The lawsuit said the federal health-care law is not within the commerce power of Congress and, thus, the law violates the Commerce Clause. The new federal law is intended to regulate inactivity under the Commerce Clause and an individual’s entrance or failure to enter into a contract for health insurance is not an activity that is “economic” in nature or part of a “class activity” that “substantially affects interstate commerce,” the suit said.

Wallace, a Little Rock restaurant owner, said McDaniel should have joined the lawsuit filed by other attorneys general “just to see what thereal constitutionality of the health-care package is.

“I don’t think it is frivolous at all,” he said of the lawsuits.

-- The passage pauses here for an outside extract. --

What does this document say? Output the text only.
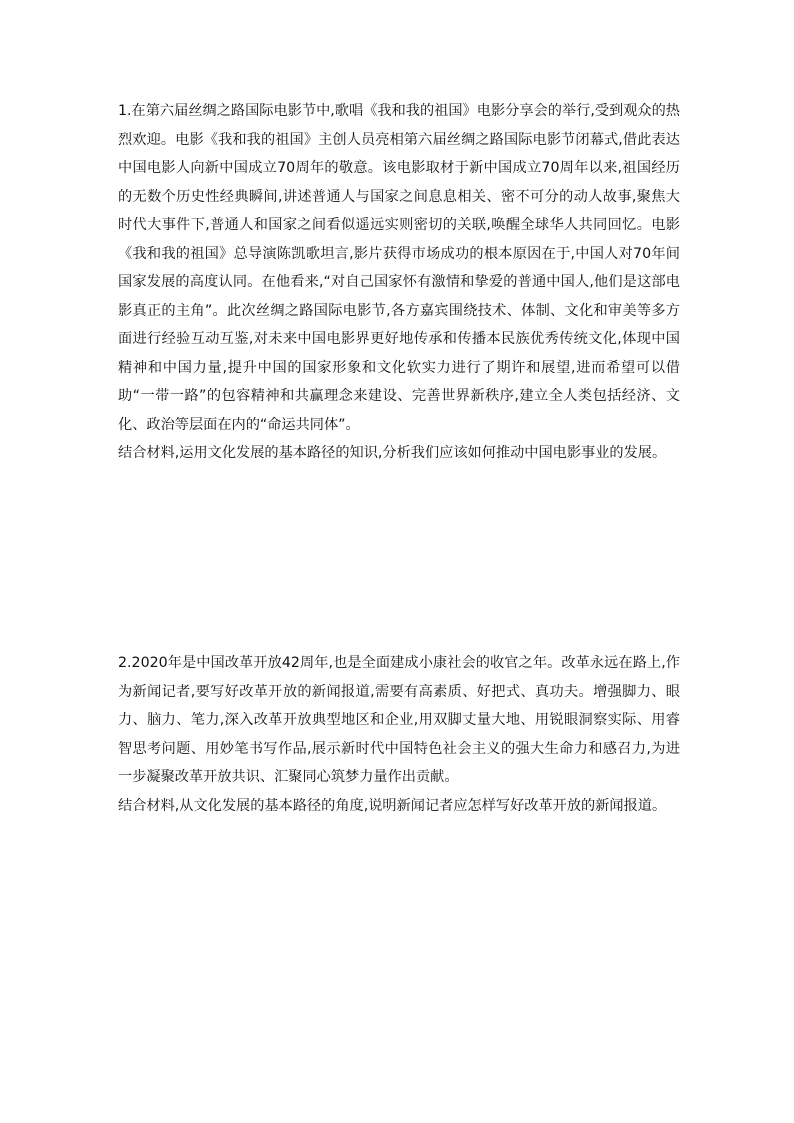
1.在第六届丝绸之路国际电影节中,歌唱《我和我的祖国》电影分享会的举行,受到观众的热烈欢迎。电影《我和我的祖国》主创人员亮相第六届丝绸之路国际电影节闭幕式,借此表达中国电影人向新中国成立70周年的敬意。该电影取材于新中国成立70周年以来,祖国经历的无数个历史性经典瞬间,讲述普通人与国家之间息息相关、密不可分的动人故事,聚焦大时代大事件下,普通人和国家之间看似遥远实则密切的关联,唤醒全球华人共同回忆。电影《我和我的祖国》总导演陈凯歌坦言,影片获得市场成功的根本原因在于,中国人对70年间国家发展的高度认同。在他看来,“对自己国家怀有激情和挚爱的普通中国人,他们是这部电影真正的主角”。此次丝绸之路国际电影节,各方嘉宾围绕技术、体制、文化和审美等多方面进行经验互动互鉴,对未来中国电影界更好地传承和传播本民族优秀传统文化,体现中国精神和中国力量,提升中国的国家形象和文化软实力进行了期许和展望,进而希望可以借助“一带一路”的包容精神和共赢理念来建设、完善世界新秩序,建立全人类包括经济、文化、政治等层面在内的“命运共同体”。

结合材料,运用文化发展的基本路径的知识,分析我们应该如何推动中国电影事业的发展。

2.2020年是中国改革开放42周年,也是全面建成小康社会的收官之年。改革永远在路上,作为新闻记者,要写好改革开放的新闻报道,需要有高素质、好把式、真功夫。增强脚力、眼力、脑力、笔力,深入改革开放典型地区和企业,用双脚丈量大地、用锐眼洞察实际、用睿智思考问题、用妙笔书写作品,展示新时代中国特色社会主义的强大生命力和感召力,为进一步凝聚改革开放共识、汇聚同心筑梦力量作出贡献。

结合材料,从文化发展的基本路径的角度,说明新闻记者应怎样写好改革开放的新闻报道。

But Democratic congressional candidate David Boling of Little Rock, a former chief of staff for outgoing U.S. Rep. Vic Snyder of Little Rock, said the federal health-care law is a good one and it’s entirely within the bounds of the U.S. Constitution.

“These people are wrongly suing to allow insurance companies to discriminate based on pre-existing conditions, to keep young people from remaining on their parents’ policies longer, and to keep the Medicare prescription drug gap that threatens seniors,” he said.

Burlsworth said later, “We agree there needs to be reform, but not this one.”

Democratic congressional candidate Joyce Elliott of Little Rock, who is a state senator, said the nation “is badly in need of health-care reform” and the new law “is merely a start towards addressing access to health care for all Americans.

“Throwing up legal roadblocks will not help one American have access to good health care,” she said. “This is just one more way of engaging in obstruction rather than in constructive ways of making Washington work for families and individuals.”